RE: UNIVERSAL HEALTHCARE - IT MUST BE FEDERAL, NOT STATE
Blogger Kevin Drum summarizes a recent argument that universal healthcare must be implemented at the Federal level to work:
OVER STATED....Ezra Klein has a piece in the current issue of the Washington Monthly about (surprise!) universal healthcare. But this one's a little different. Massachusetts recently passed a universal healthcare law and California is seriously thinking about one, and this has provided liberals with the hope that maybe by starting at the state level they can eventually build a consensus for a full-blown national healthcare system. But Ezra suggests this is a fool's errand:
The idea of giving universal health care a little more time in the laboratories of democracy may sound tempting to certain cautious, bipartisanship-loving Beltway observers. But letting states continue to take the lead would be disastrous, for one very simple reason: providing health care for all citizens is one of those tasks, like national defense, that the states are simply unequipped to manage on their own. The history of state health reform initiatives (and there's quite a history) is a tale of false hopes and great disappointments....Universal care advocates must be realistic about that, and think hard about how to convert the energy in the states into a national solution before the current crop of novel experiments fail — because fail they almost certainly will.
The rest of the piece explains what happened when Washington, Hawaii, Tennessee, and Oregon tried implementing universal healthcare plans in the early 90s (they all fizzled) and suggests that this failure is inherent in anything done at the state level.

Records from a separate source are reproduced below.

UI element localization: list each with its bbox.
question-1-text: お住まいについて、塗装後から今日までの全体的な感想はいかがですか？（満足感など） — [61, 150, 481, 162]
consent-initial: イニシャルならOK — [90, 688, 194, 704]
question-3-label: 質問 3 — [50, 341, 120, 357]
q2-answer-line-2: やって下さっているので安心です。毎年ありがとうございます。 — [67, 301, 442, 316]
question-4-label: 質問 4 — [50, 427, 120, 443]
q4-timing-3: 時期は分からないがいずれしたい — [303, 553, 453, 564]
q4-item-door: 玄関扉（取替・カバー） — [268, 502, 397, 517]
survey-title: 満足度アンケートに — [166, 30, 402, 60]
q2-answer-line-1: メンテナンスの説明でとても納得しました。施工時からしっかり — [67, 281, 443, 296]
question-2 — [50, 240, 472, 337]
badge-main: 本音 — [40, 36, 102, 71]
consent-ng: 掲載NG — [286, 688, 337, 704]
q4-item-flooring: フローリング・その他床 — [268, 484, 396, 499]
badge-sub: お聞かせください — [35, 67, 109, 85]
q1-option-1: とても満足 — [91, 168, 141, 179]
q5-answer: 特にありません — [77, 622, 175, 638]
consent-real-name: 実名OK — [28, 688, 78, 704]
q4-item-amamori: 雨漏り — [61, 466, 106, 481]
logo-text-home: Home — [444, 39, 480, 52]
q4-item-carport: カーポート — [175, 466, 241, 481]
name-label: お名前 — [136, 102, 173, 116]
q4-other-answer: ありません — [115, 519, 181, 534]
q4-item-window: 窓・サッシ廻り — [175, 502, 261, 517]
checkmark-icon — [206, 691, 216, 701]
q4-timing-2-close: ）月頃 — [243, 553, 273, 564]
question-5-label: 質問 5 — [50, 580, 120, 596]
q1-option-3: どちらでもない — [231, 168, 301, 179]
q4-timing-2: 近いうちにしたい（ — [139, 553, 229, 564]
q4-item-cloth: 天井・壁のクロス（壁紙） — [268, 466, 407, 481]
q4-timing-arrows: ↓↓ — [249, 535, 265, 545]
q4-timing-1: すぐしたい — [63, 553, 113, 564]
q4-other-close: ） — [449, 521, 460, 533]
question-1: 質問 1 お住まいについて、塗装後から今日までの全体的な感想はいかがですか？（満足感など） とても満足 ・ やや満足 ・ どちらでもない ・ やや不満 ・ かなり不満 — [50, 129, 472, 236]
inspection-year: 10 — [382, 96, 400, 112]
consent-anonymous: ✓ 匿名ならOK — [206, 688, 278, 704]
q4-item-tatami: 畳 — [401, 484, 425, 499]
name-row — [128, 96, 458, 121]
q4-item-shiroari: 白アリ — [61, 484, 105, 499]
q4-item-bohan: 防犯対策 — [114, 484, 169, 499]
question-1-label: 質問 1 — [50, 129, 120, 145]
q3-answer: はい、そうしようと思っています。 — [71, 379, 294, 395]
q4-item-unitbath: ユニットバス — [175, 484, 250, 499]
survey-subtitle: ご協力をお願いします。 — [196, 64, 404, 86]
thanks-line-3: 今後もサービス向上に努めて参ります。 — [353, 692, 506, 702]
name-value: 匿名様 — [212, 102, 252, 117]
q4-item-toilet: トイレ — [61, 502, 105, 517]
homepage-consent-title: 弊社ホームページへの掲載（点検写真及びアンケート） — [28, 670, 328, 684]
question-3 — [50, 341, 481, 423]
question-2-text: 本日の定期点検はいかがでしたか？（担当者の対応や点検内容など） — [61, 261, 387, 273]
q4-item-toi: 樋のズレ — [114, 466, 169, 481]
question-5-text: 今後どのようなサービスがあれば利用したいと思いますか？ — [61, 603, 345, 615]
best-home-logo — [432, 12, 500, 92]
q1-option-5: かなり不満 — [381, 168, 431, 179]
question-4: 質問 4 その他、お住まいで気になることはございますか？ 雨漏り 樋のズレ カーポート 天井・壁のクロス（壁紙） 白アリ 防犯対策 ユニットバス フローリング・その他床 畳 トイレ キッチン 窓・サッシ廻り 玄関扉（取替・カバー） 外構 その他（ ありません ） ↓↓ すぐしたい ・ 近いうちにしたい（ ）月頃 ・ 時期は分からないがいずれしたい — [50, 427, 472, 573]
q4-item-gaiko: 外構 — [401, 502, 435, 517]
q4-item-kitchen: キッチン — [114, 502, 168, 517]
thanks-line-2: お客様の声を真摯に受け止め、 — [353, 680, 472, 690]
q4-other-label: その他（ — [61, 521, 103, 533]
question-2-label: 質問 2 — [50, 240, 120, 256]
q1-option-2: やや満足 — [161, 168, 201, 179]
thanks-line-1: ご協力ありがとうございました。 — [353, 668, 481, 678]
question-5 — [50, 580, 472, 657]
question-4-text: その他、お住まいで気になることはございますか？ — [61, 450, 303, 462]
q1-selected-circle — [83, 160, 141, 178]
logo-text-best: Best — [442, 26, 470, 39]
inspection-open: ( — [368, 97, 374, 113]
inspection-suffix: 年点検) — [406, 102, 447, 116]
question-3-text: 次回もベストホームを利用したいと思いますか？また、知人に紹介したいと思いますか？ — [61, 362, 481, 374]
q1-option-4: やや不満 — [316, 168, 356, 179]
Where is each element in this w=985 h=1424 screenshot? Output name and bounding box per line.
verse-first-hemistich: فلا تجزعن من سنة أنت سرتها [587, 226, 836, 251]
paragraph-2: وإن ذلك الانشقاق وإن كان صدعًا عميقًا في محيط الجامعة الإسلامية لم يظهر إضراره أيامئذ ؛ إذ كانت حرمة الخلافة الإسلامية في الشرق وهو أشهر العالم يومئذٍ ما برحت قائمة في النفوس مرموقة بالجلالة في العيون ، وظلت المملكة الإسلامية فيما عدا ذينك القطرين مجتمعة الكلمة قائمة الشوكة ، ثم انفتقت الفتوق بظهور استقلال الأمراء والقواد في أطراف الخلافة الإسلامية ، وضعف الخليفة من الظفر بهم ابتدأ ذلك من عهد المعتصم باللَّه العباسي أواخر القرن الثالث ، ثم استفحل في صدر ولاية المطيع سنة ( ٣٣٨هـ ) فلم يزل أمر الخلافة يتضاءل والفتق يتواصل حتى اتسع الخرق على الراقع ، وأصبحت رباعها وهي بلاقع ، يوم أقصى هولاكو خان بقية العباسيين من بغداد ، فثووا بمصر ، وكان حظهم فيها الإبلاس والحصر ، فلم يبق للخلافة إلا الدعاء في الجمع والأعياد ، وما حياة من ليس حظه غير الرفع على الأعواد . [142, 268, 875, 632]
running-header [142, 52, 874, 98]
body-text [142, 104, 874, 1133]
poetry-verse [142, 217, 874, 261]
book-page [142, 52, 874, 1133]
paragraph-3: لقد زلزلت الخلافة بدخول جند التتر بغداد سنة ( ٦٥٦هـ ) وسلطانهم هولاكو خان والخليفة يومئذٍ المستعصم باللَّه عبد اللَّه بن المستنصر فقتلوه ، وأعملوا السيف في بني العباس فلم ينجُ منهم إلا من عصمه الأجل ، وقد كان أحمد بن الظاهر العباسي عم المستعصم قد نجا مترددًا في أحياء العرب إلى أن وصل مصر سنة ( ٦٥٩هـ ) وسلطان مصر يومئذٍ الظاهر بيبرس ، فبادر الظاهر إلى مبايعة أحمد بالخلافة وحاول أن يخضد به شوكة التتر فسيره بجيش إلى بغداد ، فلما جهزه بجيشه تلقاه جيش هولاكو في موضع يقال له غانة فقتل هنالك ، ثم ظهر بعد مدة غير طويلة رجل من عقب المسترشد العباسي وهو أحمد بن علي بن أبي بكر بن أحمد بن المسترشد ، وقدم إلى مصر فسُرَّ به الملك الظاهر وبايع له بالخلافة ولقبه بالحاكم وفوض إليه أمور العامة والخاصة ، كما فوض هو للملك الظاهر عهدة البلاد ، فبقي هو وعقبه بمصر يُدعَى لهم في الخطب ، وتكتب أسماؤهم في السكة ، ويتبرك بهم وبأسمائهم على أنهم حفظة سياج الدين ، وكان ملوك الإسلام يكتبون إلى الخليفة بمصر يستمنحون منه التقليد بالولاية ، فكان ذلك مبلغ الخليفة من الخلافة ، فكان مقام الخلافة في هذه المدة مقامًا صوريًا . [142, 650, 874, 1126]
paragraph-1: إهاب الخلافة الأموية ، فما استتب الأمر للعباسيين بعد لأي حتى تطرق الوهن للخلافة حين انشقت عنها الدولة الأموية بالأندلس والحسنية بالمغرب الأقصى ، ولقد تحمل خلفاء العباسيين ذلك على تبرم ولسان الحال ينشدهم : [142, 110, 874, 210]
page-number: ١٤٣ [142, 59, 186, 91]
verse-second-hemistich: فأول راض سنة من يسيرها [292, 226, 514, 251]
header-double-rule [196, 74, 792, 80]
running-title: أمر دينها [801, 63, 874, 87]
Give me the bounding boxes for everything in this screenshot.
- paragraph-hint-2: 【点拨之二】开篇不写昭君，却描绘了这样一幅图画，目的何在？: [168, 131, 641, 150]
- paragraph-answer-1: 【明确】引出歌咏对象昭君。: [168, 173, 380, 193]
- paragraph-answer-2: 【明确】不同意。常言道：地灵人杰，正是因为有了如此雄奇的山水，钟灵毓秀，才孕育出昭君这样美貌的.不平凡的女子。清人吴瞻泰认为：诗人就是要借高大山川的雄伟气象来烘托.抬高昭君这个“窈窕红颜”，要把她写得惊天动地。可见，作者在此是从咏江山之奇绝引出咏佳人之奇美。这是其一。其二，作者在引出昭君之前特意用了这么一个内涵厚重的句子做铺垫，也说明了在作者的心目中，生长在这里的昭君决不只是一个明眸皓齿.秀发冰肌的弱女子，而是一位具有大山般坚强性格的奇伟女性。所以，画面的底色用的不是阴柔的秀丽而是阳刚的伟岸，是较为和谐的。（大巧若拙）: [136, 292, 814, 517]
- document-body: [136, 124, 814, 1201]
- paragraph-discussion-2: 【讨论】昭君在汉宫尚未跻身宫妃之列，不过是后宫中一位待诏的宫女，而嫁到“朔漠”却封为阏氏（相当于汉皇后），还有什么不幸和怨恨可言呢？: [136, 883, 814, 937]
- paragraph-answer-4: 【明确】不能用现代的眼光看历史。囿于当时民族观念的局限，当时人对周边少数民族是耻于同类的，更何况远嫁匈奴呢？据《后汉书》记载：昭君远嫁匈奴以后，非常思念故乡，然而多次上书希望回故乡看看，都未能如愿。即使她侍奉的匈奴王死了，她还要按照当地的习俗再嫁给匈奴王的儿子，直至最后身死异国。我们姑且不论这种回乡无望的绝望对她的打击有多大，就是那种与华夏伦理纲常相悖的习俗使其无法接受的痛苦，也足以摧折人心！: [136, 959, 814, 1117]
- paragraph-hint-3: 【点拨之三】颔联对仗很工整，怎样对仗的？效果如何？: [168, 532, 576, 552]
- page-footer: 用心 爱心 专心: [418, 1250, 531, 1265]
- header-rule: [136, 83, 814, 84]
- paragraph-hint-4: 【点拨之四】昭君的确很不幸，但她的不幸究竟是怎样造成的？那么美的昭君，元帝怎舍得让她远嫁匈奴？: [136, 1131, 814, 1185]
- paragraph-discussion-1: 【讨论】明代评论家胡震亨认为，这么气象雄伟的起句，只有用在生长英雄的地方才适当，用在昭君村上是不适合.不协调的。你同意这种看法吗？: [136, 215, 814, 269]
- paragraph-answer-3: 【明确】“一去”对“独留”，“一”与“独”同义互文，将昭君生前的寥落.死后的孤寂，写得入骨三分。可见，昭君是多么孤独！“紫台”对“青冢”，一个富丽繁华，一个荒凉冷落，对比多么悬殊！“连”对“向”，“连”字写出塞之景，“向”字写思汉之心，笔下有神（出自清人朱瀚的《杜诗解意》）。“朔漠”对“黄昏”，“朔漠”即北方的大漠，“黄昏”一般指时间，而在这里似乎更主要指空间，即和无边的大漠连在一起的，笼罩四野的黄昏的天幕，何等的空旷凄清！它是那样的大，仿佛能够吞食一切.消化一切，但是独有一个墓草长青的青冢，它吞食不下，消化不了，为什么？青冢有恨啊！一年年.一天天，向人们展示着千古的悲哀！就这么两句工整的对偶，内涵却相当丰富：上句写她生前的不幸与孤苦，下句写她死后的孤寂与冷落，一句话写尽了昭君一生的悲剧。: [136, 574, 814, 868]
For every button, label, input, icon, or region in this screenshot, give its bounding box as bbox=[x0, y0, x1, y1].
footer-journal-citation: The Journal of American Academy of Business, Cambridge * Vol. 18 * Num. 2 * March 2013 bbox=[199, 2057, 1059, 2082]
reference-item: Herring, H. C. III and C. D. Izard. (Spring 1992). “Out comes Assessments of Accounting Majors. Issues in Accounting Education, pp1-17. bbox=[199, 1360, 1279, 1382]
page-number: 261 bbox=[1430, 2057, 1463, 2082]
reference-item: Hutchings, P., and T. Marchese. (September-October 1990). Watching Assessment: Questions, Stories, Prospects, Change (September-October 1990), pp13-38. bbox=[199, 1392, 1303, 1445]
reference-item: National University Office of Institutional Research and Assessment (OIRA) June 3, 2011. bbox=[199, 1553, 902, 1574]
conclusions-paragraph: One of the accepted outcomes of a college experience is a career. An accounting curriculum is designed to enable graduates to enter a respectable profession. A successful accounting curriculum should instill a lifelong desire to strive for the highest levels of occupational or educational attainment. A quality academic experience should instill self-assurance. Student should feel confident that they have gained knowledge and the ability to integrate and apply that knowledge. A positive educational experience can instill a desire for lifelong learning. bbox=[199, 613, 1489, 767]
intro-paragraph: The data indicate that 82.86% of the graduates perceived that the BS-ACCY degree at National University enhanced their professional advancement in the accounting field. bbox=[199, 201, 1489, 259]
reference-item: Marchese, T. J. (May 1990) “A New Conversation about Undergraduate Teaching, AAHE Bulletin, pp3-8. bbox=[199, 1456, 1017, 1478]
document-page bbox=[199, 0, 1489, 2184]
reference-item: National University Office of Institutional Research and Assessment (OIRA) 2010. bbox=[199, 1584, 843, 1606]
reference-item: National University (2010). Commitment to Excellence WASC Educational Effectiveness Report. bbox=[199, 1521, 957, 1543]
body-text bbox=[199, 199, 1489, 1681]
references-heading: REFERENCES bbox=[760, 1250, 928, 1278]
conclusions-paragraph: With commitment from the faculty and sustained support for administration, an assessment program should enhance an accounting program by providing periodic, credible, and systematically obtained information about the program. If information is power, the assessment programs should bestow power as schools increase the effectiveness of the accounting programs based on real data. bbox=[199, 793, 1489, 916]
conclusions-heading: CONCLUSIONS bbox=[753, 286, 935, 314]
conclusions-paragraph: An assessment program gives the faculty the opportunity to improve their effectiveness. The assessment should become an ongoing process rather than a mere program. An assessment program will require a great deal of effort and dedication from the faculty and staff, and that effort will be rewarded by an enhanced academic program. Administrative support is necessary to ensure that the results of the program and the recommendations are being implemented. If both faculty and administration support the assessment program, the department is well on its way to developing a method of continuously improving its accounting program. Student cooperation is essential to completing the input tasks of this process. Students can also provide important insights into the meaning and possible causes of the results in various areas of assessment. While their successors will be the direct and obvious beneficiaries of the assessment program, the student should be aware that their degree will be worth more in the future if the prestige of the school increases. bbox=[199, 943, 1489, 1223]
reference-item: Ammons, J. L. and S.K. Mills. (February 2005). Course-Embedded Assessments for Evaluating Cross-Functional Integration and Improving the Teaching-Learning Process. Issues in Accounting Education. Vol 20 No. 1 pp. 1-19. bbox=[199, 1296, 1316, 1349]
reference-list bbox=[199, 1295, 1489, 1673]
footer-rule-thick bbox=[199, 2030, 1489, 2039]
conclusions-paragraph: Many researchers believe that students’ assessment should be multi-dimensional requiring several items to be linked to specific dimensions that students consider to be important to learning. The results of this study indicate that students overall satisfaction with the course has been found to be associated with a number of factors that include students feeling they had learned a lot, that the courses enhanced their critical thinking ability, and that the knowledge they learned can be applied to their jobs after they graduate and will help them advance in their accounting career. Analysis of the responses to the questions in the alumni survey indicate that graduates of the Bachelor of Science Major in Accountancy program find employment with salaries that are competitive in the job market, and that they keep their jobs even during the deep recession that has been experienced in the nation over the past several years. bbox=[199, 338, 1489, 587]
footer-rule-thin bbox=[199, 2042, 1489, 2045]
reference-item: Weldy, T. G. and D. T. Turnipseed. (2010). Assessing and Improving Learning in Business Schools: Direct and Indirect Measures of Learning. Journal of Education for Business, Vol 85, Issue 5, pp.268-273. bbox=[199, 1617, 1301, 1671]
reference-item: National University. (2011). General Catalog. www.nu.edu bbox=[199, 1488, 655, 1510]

This strikes me as correct. The Massachusetts and California plans are politically helpful because they're the brainchildren of Republican governors, which makes it harder for Republicans to demonize the concept itself. The danger, though, is that failures do nothing but set back the cause, and the problems with state level plans are unfortunately pretty numerous. For starters, they're almost inevitably cut back during recessions when costs grow (because more people are out of work) and state finances are strapped (because tax receipts are lower) — and the cutbacks usually provoke a death spiral that's irreversible. State plans also attract the chronically ill in disproportionate numbers, a version of adverse selection that prompts death spirals every bit as effectively as recessions. Finally, most states don't have the clout to make the necessary regulations work. Insurers can simply pick up their ball and go elsewhere — and they do.
None of these problems affect a national program. The federal government can run deficits during recessions; there's no adverse selection because the entire country comprises the risk pool; and insurers have no choice but to play by the rules. There's nowhere else for them to run off to.
The state programs currently underway or under consideration might provide useful data points for a future federal program. But the odds are heavily stacked against genuine success. Caveat emptor.